Parmi le patrimoine culturel du Laos, le thé tient une place toute particulière. Traditionnellement planté et récolté dans le nord du pays, le thé lao est un « thé de forêt », il faut le ramasser au sommet des arbres sur lesquels les feuilles poussent. Le thé représente une ressource économique, sur laquelle plusieurs membres d’une même famille vivent. Pourtant, avec l’apparition du marché chinois, la culture du brûlis ou encore l’absence de structure de préservation, la filière du thé au Laos est fragilisée.


Le thé lao est un thé de tradition. Avant d’être consommées, les feuilles vertes sont ramassées en haut des arbres. De manière générale, le thé pousse sur des petits arbustes. Mais dans la région reculée de PHONGSALY, tout au Nord du Laos entre la Chine et le Vietnam, le thé pousse sur des arbres de trois ou quatre fois centenaires. Il y aurait au total jusqu’à 46 000 arbres de la sorte à 1183,5 mètres d’altitude en moyenne. Aujourd’hui, nous ne savons toujours pas si ces arbres ont poussé naturellement ou s’ils sont le résultat d’une plantation humaine. Cette particularité rend la mécanisation de la récolte quasi impossible. Le thé est uniquement exploité par des petits producteurs, souvent les membres d’une même famille, qui continuent patiemment de ramasser les feuilles de thé à la main, chaque jour et sans produit phytosanitaire. Ce sont 270 familles qui récolent le thé, soit environ 5 000 producteurs, et ce depuis près de 400 ans (1).


Une journée de travail peut rapporter entre 4 à 6 kilos de feuilles de thé, si ce n’est pas une dizaine de kilos pour les grands jours de récolte (aucune récolte n’est réalisée pendant la saison sèche, la récolte s'effectue entre mars et octobre). Une fois que le thé est récolté, les feuilles sont déposées dans une bassine en métal qui est chauffée afin de ramollir les feuilles. Elles sont ensuite roulées au moyen d’un cylindre en métal pour en extraire le jus. Les feuilles alors devenues brunes sont disposées au soleil afin de sécher.



Ce mode de récolte traditionnel permet de préserver la qualité des feuilles de thé et continue de faire vivre le patrimoine culturel du Laos. Cependant, c’est aussi ce qui fragilise le commerce du thé.

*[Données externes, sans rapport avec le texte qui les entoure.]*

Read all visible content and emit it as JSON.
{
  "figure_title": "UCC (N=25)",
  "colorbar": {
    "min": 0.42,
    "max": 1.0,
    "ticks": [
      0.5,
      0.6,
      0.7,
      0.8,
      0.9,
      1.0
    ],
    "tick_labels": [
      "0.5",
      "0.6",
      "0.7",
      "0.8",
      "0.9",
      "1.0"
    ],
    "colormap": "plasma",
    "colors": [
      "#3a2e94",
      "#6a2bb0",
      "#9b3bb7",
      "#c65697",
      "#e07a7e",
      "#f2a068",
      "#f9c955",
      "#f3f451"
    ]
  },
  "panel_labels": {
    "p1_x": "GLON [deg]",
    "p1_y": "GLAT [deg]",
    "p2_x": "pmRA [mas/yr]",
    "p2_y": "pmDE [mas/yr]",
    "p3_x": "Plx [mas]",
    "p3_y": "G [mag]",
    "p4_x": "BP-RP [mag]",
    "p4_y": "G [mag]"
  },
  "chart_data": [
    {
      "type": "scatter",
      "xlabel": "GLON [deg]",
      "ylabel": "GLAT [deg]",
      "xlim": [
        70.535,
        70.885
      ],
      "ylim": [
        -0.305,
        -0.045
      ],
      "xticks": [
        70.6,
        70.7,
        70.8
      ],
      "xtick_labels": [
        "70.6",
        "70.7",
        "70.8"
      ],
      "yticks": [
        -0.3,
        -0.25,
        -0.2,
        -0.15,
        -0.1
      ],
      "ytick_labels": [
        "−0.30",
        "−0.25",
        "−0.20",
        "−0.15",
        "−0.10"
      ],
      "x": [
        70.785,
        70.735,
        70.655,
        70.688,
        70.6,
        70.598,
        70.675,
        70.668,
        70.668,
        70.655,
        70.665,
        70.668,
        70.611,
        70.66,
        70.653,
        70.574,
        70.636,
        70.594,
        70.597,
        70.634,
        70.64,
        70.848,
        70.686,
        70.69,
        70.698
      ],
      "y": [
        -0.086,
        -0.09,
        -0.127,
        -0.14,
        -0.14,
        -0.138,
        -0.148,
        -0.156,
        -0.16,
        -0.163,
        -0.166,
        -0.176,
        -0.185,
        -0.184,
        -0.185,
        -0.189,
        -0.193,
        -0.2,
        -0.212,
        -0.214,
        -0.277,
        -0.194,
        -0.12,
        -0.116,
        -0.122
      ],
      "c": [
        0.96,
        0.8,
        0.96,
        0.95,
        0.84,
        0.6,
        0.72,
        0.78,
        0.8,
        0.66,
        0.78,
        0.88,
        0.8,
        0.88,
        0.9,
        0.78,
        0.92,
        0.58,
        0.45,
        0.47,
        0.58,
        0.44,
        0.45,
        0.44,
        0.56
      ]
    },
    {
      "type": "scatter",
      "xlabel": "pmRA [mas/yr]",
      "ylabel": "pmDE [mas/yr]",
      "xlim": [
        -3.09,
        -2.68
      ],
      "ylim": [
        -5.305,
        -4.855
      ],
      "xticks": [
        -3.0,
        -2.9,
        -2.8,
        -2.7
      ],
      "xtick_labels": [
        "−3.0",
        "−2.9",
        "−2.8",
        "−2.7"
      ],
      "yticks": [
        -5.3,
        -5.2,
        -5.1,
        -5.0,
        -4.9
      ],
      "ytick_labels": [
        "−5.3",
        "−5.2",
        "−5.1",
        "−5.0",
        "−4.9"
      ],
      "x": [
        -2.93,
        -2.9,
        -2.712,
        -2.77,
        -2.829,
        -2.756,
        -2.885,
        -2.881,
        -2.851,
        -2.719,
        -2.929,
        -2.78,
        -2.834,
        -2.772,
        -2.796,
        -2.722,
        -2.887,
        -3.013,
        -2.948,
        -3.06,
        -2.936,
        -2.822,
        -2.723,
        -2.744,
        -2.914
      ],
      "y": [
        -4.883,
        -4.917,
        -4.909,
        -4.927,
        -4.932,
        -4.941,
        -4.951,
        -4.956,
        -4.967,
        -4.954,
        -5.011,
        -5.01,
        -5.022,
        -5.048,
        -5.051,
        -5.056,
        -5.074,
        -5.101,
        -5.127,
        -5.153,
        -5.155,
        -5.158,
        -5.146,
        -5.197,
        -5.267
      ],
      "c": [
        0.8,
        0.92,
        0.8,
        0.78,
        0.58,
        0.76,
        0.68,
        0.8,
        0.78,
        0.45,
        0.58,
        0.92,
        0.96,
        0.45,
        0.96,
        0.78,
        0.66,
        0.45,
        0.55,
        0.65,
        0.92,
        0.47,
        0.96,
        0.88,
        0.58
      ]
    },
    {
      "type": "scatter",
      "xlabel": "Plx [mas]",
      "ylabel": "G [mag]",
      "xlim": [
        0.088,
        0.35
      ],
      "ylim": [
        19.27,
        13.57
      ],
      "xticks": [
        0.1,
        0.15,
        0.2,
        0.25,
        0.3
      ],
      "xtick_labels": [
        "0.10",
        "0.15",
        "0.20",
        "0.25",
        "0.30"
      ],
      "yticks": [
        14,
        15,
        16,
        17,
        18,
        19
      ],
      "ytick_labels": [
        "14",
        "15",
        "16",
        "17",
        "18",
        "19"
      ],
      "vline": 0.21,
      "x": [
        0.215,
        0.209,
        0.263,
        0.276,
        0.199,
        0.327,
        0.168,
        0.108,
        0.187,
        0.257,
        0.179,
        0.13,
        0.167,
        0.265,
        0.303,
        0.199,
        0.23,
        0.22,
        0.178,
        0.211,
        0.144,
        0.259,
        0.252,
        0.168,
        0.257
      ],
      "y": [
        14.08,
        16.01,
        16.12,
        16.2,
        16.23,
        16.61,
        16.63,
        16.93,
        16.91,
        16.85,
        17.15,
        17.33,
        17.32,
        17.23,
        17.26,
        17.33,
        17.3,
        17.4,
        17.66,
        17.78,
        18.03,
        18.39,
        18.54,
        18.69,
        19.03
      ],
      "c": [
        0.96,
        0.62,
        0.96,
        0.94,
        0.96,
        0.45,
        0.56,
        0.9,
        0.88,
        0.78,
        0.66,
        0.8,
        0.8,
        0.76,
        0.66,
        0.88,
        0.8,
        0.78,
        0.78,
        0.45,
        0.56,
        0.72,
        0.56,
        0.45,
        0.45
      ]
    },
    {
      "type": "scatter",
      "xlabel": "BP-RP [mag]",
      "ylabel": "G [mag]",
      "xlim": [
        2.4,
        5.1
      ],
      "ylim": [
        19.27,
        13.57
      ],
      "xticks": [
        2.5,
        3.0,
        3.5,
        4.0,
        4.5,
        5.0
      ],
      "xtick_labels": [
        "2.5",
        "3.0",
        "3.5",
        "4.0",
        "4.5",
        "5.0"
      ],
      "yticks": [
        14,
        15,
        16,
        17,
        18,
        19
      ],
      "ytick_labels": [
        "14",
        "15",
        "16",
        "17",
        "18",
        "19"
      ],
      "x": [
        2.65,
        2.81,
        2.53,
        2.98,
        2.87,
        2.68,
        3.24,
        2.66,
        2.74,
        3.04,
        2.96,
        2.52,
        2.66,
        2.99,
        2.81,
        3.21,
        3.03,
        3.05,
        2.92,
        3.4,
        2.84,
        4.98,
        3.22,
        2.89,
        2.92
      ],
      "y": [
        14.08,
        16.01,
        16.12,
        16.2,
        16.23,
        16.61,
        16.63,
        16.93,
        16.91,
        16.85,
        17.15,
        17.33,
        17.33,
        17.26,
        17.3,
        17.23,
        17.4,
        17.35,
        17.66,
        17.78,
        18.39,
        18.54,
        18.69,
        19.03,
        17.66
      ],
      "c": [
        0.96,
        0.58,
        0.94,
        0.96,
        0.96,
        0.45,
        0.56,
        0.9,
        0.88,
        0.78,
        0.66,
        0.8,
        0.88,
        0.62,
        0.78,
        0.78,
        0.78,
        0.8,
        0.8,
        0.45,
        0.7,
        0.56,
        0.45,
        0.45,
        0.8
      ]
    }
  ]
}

En effet ce patrimoine n’est pas préservé au niveau étatique, et les producteurs sont donc dépendants du marché. Or les deux tiers du marché du thé au Laos sont dirigés vers la Chine. Les Chinois achètent le thé lao qui est bien souvent meilleur que le thé chinois dont les feuilles sont très fréquemment traitées par des produits phytosanitaires qui altèrent la qualité des produits. Les Chinois achètent donc le thé lao, soit pour le consommer seul soit pour le couper avec le thé chinois. PHONGSALY représente 95% de la production de thé au Laos. Un autre obstacle qui favorise le marché chinois au marché lao, c'est le temps de transport. Depuis PHONGSALY, il faut bien trois jours de transports pour apporter les feuilles de thé à la capitale du pays, Vientiane (2). Les producteurs sont donc dépendants des demandes et des besoins du marché chinois.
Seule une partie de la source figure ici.